2. Oldest or Newest First? - In GR I can choose, on a feed by feed basis, to view by oldest or view by newest. So feeds that I don't keep up with on a daily basis I can set so that the new posts appear first. Feeds that I obsessively read every post from can be viewed with the oldest showing up first so that I don't miss a single delicious morsel, and so I don't see posts referring to older posts that I haven't had time to read yet.

3. It's Purty - I think GR looks a little nicer, but they really are quite similar.

4. Other Fun Bits - I don't use most of this stuff very much, but you can view your reading trends, apply tags, and quickly clean out inactive feeds.

Monday, February 4, 2008


Alright, so I just added this blog to my feed reader and I took a look to make sure my posts were coming through correctly. It was at this point that I noticed several substantial typos, grammatical errors, and simple proofreading problems in my posts. One sentence from my most recent post had a totally reversed meaning because I accidentally said congressmen dislike voting "for" rather than "against," which was what I actually meant.

This kind of stuff really annoys me in other people's writing so I'm going to attempt to proofread myself a little better. Luckily, almost no one is reading this blog except for me so I'm mostly just annoying myself. Yay!

Friday, February 1, 2008


There are just so many things wrong with this light switch (hat tip to, original source:

Let me count a few of the wrong-ish things:

1. Just the fact that we are displaying a religious icon on a lightswitch in the first place.

2. The obviously inappropriate placement of the switch.

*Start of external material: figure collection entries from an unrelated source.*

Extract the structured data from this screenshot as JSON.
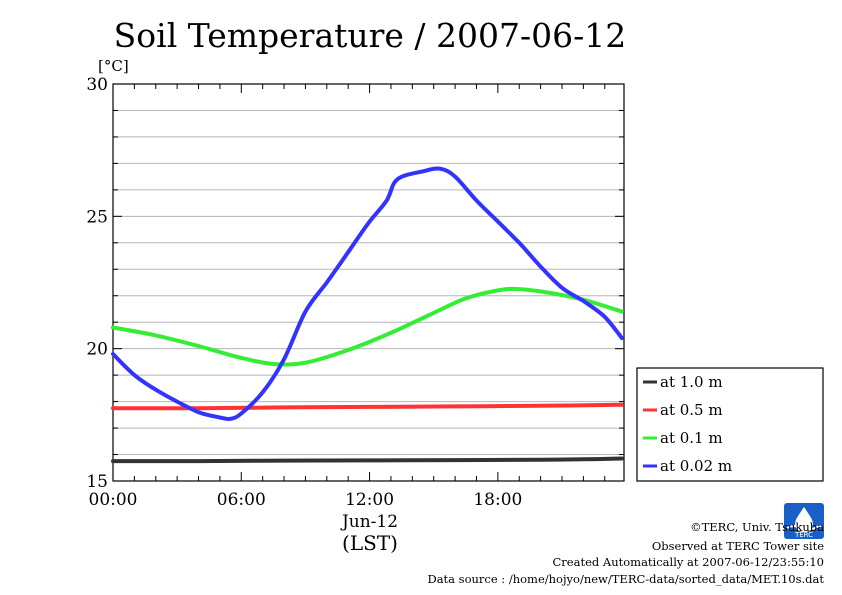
{
  "chart_data": {
    "type": "line",
    "title": "Soil Temperature / 2007-06-12",
    "ylabel": "[°C]",
    "xlabel": "(LST)",
    "date_label": "Jun-12",
    "ylim": [
      15,
      30
    ],
    "xlim": [
      0,
      23.9
    ],
    "yticks": [
      {
        "value": 15,
        "label": "15"
      },
      {
        "value": 20,
        "label": "20"
      },
      {
        "value": 25,
        "label": "25"
      },
      {
        "value": 30,
        "label": "30"
      }
    ],
    "xticks": [
      {
        "value": 0,
        "label": "00:00"
      },
      {
        "value": 6,
        "label": "06:00"
      },
      {
        "value": 12,
        "label": "12:00"
      },
      {
        "value": 18,
        "label": "18:00"
      }
    ],
    "grid": true,
    "legend_position": "right",
    "series": [
      {
        "name": "at 1.0 m",
        "color": "#333333",
        "points": [
          [
            0,
            15.75
          ],
          [
            4,
            15.75
          ],
          [
            8,
            15.77
          ],
          [
            12,
            15.78
          ],
          [
            16,
            15.79
          ],
          [
            20,
            15.8
          ],
          [
            22,
            15.82
          ],
          [
            23.8,
            15.85
          ]
        ]
      },
      {
        "name": "at 0.5 m",
        "color": "#ff3333",
        "points": [
          [
            0,
            17.75
          ],
          [
            4,
            17.75
          ],
          [
            8,
            17.78
          ],
          [
            12,
            17.8
          ],
          [
            16,
            17.82
          ],
          [
            20,
            17.84
          ],
          [
            23.8,
            17.88
          ]
        ]
      },
      {
        "name": "at 0.1 m",
        "color": "#33ee33",
        "points": [
          [
            0,
            20.8
          ],
          [
            2,
            20.5
          ],
          [
            4,
            20.1
          ],
          [
            6,
            19.65
          ],
          [
            7.5,
            19.42
          ],
          [
            9,
            19.47
          ],
          [
            11,
            19.95
          ],
          [
            13,
            20.6
          ],
          [
            15,
            21.35
          ],
          [
            16.5,
            21.9
          ],
          [
            18,
            22.2
          ],
          [
            19,
            22.25
          ],
          [
            20.5,
            22.1
          ],
          [
            22,
            21.85
          ],
          [
            23.8,
            21.4
          ]
        ]
      },
      {
        "name": "at 0.02 m",
        "color": "#3333ff",
        "points": [
          [
            0,
            19.8
          ],
          [
            1,
            19.0
          ],
          [
            2,
            18.45
          ],
          [
            3,
            18.0
          ],
          [
            4,
            17.6
          ],
          [
            5,
            17.4
          ],
          [
            5.5,
            17.35
          ],
          [
            6,
            17.55
          ],
          [
            7,
            18.35
          ],
          [
            8,
            19.6
          ],
          [
            9,
            21.4
          ],
          [
            10,
            22.5
          ],
          [
            10.7,
            23.3
          ],
          [
            11.3,
            24.0
          ],
          [
            12,
            24.8
          ],
          [
            12.8,
            25.6
          ],
          [
            13.3,
            26.4
          ],
          [
            14.5,
            26.7
          ],
          [
            15.3,
            26.8
          ],
          [
            16,
            26.5
          ],
          [
            17,
            25.6
          ],
          [
            18,
            24.8
          ],
          [
            19,
            24.0
          ],
          [
            20,
            23.1
          ],
          [
            21,
            22.3
          ],
          [
            22,
            21.8
          ],
          [
            23,
            21.2
          ],
          [
            23.8,
            20.4
          ]
        ]
      }
    ]
  },
  "credits": {
    "logo_text": "TERC",
    "copyright": "©TERC, Univ. Tsukuba",
    "site": "Observed at TERC Tower site",
    "created": "Created Automatically at 2007-06-12/23:55:10",
    "source": "Data source : /home/hojyo/new/TERC-data/sorted_data/MET.10s.dat"
  }
}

3. The unhappiness (or at least lack of happiness) of the children as they take a weird sidelong glance at the "switch."

4. The inscription on the plate that is somewhat worn, but seems to repeat the bible quote "Honor Thy Father and Thy Mother." It's just a nice indoctrinating message for prominent placement in what was presumably a child's room. Another good argument in favor of Christianity being a cult.

. . . and I'm sure there's more, but this is plenty for now.